Suppose you acknowledge the truth of the following statements, “I am imperfect, I know it, I don’t like it, and I realize I can’t fix it.”   That would make you a “realist” – a person who merely acknowledges the reality of the human condition.  Suppose further, you could acknowledge that the reason you don’t like being imperfect is that it is contrary to your hard-wired call to God’s perfection.  That probably would make you a “theist” of some sort.

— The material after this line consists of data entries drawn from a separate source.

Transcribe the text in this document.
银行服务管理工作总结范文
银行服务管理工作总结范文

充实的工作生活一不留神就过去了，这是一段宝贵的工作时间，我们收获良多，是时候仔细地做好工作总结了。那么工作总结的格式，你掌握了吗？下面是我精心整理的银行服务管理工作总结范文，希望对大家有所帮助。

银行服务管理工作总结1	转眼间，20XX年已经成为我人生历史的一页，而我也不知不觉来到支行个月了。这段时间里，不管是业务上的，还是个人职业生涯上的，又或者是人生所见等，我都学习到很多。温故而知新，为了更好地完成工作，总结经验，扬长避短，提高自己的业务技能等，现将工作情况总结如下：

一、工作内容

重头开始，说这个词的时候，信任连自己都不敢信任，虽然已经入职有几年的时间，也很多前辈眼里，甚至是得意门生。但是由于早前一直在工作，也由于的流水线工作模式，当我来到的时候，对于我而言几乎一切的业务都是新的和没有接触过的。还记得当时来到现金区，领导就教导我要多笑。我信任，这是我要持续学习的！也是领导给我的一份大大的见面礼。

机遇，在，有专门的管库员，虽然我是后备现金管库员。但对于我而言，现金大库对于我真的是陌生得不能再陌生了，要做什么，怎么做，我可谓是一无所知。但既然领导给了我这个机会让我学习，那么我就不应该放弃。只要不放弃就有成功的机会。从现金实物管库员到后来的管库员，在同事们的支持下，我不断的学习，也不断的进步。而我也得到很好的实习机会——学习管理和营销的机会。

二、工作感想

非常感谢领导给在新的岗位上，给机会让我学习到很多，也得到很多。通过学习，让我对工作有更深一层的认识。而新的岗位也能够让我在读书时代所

Next, suppose you acknowledge that the corollaries discussed above imply that God, through the life, death and Resurrection of Jesus, has provided the solution to the problem of your imperfection.  That would indicate that your intellectual grasp of the fundamental principles of Christianity, but that intellectual grasp would not make you a Christian.  Only the following statement does that:  “I want God’s solution to the problem to apply personally to me and my sins.”  At that point, the solution is in effect.  This “free grace” that is costless to us, but was infinitely costly to God is what many non-Christians find so abhorrent about Christianity.  To Christians, however, it is Life.  “For Jews request a sign, and Greeks seek after wisdom; but we preach Christ crucified, to the Jews a stumbling block and to the Greeks foolishness, but to those who are called, both Jews and Greeks, Christ the power of God and the wisdom of God” (1 Corinthians 1:22-24).”

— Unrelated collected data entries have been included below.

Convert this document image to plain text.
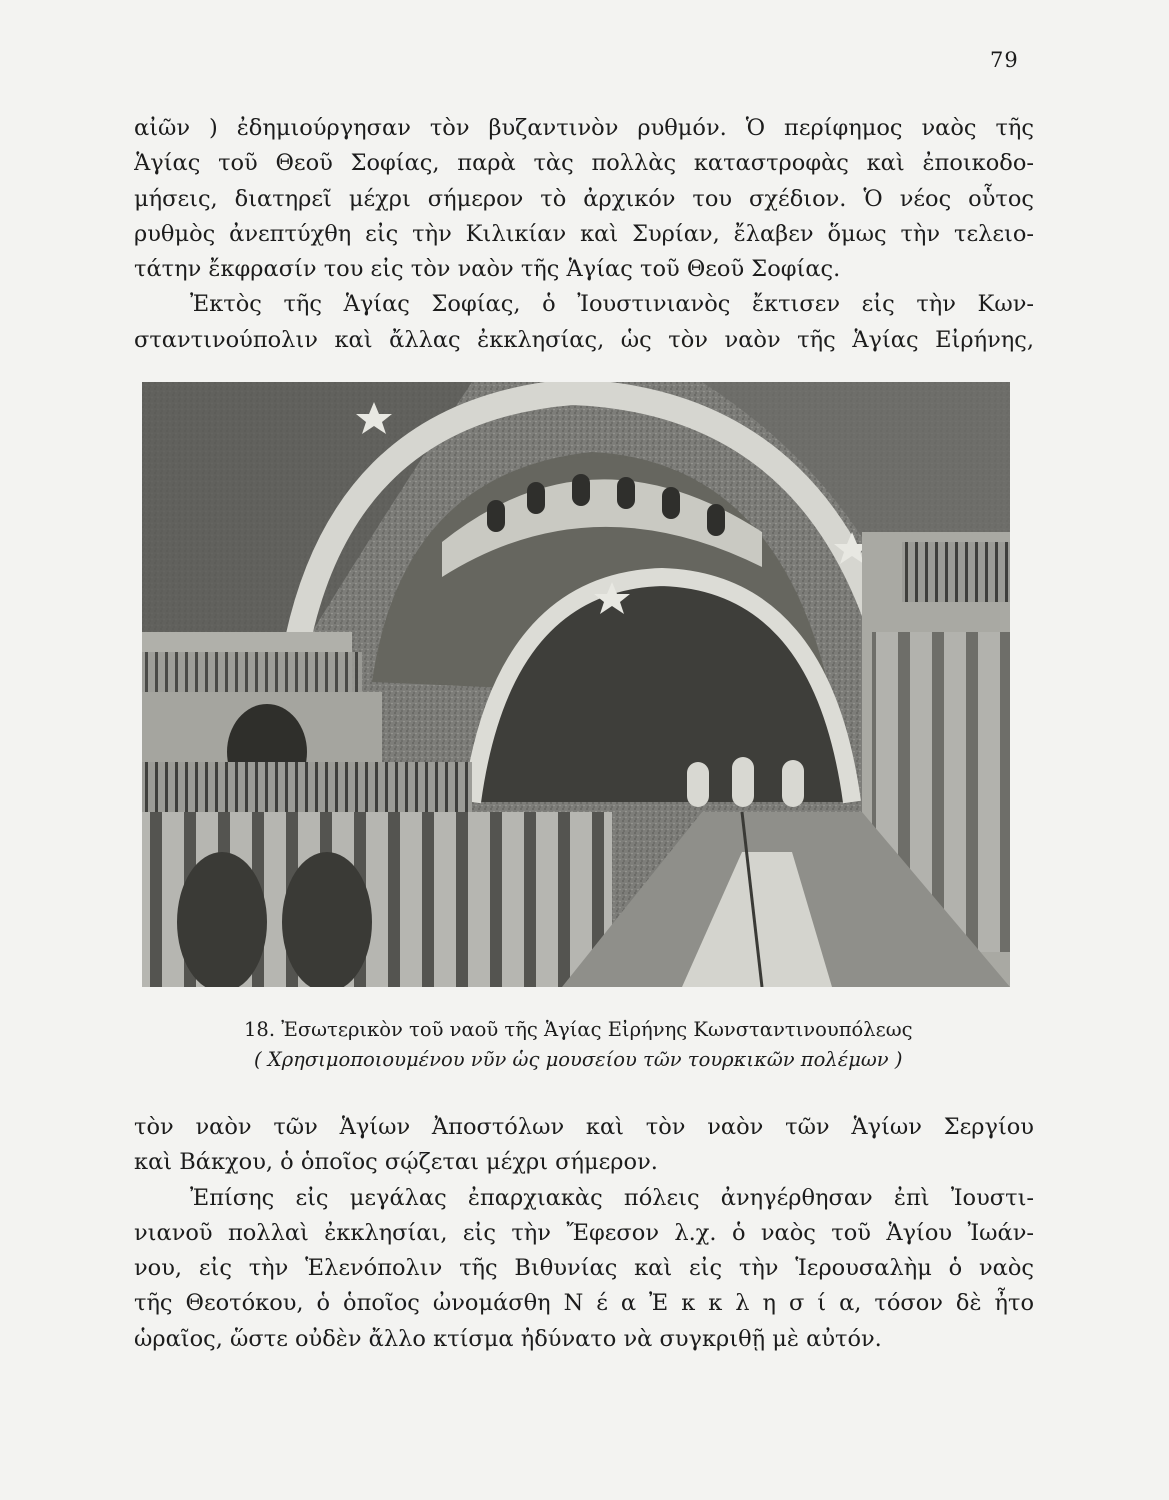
79
αἰῶν ) ἐδημιούργησαν τὸν βυζαντινὸν ρυθμόν. Ὁ περίφημος ναὸς τῆς
Ἁγίας τοῦ Θεοῦ Σοφίας, παρὰ τὰς πολλὰς καταστροφὰς καὶ ἐποικοδο-
μήσεις, διατηρεῖ μέχρι σήμερον τὸ ἀρχικόν του σχέδιον. Ὁ νέος οὗτος
ρυθμὸς ἀνεπτύχθη εἰς τὴν Κιλικίαν καὶ Συρίαν, ἔλαβεν ὅμως τὴν τελειο-
τάτην ἔκφρασίν του εἰς τὸν ναὸν τῆς Ἁγίας τοῦ Θεοῦ Σοφίας.
Ἐκτὸς τῆς Ἁγίας Σοφίας, ὁ Ἰουστινιανὸς ἔκτισεν εἰς τὴν Κων-
σταντινούπολιν καὶ ἄλλας ἐκκλησίας, ὡς τὸν ναὸν τῆς Ἁγίας Εἰρήνης,
18. Ἐσωτερικὸν τοῦ ναοῦ τῆς Ἁγίας Εἰρήνης Κωνσταντινουπόλεως
( Χρησιμοποιουμένου νῦν ὡς μουσείου τῶν τουρκικῶν πολέμων )
τὸν ναὸν τῶν Ἁγίων Ἀποστόλων καὶ τὸν ναὸν τῶν Ἁγίων Σεργίου
καὶ Βάκχου, ὁ ὁποῖος σῴζεται μέχρι σήμερον.
Ἐπίσης εἰς μεγάλας ἐπαρχιακὰς πόλεις ἀνηγέρθησαν ἐπὶ Ἰουστι-
νιανοῦ πολλαὶ ἐκκλησίαι, εἰς τὴν Ἔφεσον λ.χ. ὁ ναὸς τοῦ Ἁγίου Ἰωάν-
νου, εἰς τὴν Ἑλενόπολιν τῆς Βιθυνίας καὶ εἰς τὴν Ἱερουσαλὴμ ὁ ναὸς
τῆς Θεοτόκου, ὁ ὁποῖος ὠνομάσθη Ν έ α Ἐ κ κ λ η σ ί α, τόσον δὲ ἦτο
ὡραῖος, ὥστε οὐδὲν ἄλλο κτίσμα ἠδύνατο νὰ συγκριθῇ μὲ αὐτόν.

J. B. Phillips wrote a famous book entitled Your God is Too Small. A God that tolerates or accommodates our sin rather than demanding its annihilation is a God whose justice and willingness to demonstrate self-sacrificial love for us is too small.  The perfect God of Christianity is not small.  He is the creative intelligence who flung the stars and planets into the farthest reaches of the universe, created black holes, twisted the first chains of DNA, and dreamed up electrons that somehow are aware of the movement of other electrons in distant parts of the universe.  The perfect God of Christianity also devised and implemented, at infinite personal cost, a perfect solution to the seemingly intractable problem of our imperfection.  It will indeed be a “fearful thing” when someday we all fall into the hands of the Almighty God.  However, Christians believe that beyond the fear lies the unimaginable joy of being forever reconciled to the perfection we are hard-wired to seek.  The alternative is an eternity spent reflecting on our choice of separation over reconciliation.  Surely, that would be Hell.

Christians also live in confidence that each day brings us closer to the end of this remarkable story of our creation, our failure and our redemption, and closer to the time when our superficial and often pretentious understanding of ourselves and our universe is replaced by searing reality, explained in eternal detail by its Creator and Sustainer.  Surely, for intelligent beings, that will be Heaven.

Reason is a wonderful gift, and for most people, an essential ingredient to finding meaning in their lives.  I find reason to be an attractive feature of Christianity, but there are times when God reaches out to us in other ways.  Saul of Tarsus, later re-christened Paul, arguably was the greatest intellectual in the history of Christianity.  But Paul gained his initial insight into Christianity not through any rational thought process, but through a personalized, blinding, blast of Divine presence and revelation on the road to Damascus.  That’s the sort of irony that should help us keep our perspective (and sense of humor) when it comes to weighing our own reasoning abilities versus the will of Almighty God.